Hayatta kalmam onun hayatta kalmasına bağlıydı. Ölümle yaşam arasında uzanan ipte onun kara haberi kulağıma ilişirse eğer kendimi o ipin üzerinden hiçliğe bırakır düşünmezdim.
Gözlerimden akan, ara vermeksizin birbirini takip eden yakıcı yaşların sebebi kollarımın arasında yaralı yatan adamın gözlerini kapatmış, bilincini kaybetmiş olmasıydı. Onu kaybetmekten korkarak kollarımı daha sıkı doladım bedenine. Elbisemin eteğine ve açıkta kalan bacağıma sırtındaki yaradan akan sıcak kan bulaşırken dudaklarımdan dökülen hıçkırığı tutamadım.
Korku ruhumun her bir zerresine mürekkebini bulaştırmıştı.
"Baba!"
Bir yardım çığlığı eşliğinde adını haykırdığım adam bana yardım edebilecek tek kişiydi.
"Baba n'olursun yardım et!"
Daha sıkı sardım kollarımı Polat'a. Sarılırsam iyileşir sandım, daha da sıkı sarıldım.
Bir başka bedenin yanımıza çöktüğünü hissettiğimde kafamı kaldırarak bedenin sahibine baktım. Babam. Ona seslenmiştim ve o gelmişti. Yardım etmek için gelmişti.
"Çok kan var baba..." yere yayılan kanda gezdirdim gözlerimi "Çok kan... Her yerde kanı var baba. Baba..."
"Erol!" diye bağırdı babam arkasına doğru "Siktir et onları buraya gel çabuk!"
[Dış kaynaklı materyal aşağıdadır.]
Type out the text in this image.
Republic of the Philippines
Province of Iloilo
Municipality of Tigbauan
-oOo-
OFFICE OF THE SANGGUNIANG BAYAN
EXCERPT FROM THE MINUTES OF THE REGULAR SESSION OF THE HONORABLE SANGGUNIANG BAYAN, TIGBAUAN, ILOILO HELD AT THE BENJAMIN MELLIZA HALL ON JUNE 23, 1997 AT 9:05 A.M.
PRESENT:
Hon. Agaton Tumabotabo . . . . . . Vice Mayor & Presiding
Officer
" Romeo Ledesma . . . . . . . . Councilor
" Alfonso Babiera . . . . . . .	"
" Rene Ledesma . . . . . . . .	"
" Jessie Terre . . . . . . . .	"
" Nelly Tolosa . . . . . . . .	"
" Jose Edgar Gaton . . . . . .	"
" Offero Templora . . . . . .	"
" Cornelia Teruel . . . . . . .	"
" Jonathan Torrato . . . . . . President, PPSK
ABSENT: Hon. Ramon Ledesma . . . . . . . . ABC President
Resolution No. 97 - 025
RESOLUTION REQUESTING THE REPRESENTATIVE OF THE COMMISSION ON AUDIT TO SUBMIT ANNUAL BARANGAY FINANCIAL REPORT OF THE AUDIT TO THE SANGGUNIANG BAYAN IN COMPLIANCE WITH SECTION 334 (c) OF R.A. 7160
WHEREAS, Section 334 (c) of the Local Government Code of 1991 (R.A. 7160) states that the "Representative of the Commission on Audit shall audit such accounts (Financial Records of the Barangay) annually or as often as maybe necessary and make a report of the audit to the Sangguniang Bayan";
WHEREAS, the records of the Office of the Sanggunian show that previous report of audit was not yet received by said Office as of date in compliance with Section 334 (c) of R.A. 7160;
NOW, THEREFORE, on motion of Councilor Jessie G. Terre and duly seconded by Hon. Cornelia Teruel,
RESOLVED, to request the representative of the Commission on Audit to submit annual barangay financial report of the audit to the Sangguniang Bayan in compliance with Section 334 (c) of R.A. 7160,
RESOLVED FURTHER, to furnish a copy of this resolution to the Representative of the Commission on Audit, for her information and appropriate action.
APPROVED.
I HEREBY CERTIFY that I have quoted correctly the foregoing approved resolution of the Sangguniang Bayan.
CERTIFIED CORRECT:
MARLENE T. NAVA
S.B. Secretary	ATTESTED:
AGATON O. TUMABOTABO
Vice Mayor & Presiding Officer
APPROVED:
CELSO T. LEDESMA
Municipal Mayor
"Efendim çıkışı tutup kaçmalarına engel olabiliriz." dedi tanımadığım birine ait olan ses. Kulaklarım uğulduyor, sesler boğuk da olsa kulağıma ilişiyordu. Hıçkırıklarımın müsaade ettiği bir anda Erol'un "Karar sizin, çıkışı dört bir yandan sararsak Yalım Noyan'dan ebediyen kurtulma fırsatını elde edersiniz." dediğini duydum. Muhattabı babamdı.
Babamın önünde iki seçenek vardı; ya kalıp Polat'ı kurtarmama yardım edecekti ya da yıllardır düşman olduğu adamı öldürmek adına benim Polat için attığım yardım çığlıklarına sağır kalacaktı.
Cevabı gecikmedi.
"O piçi öldüreceğim,"
Kafamı kaldırıp gözyaşlarımın arasından babama baktım. Gözlerini bana değdirmeden Polat'a çevirirken yarım bıraktığı cümlesi tamamladı "Ama bugün değil. Şimdi bırakın onu gitsin, biz Polat Noyan'ı hastaneye yetiştireceğiz."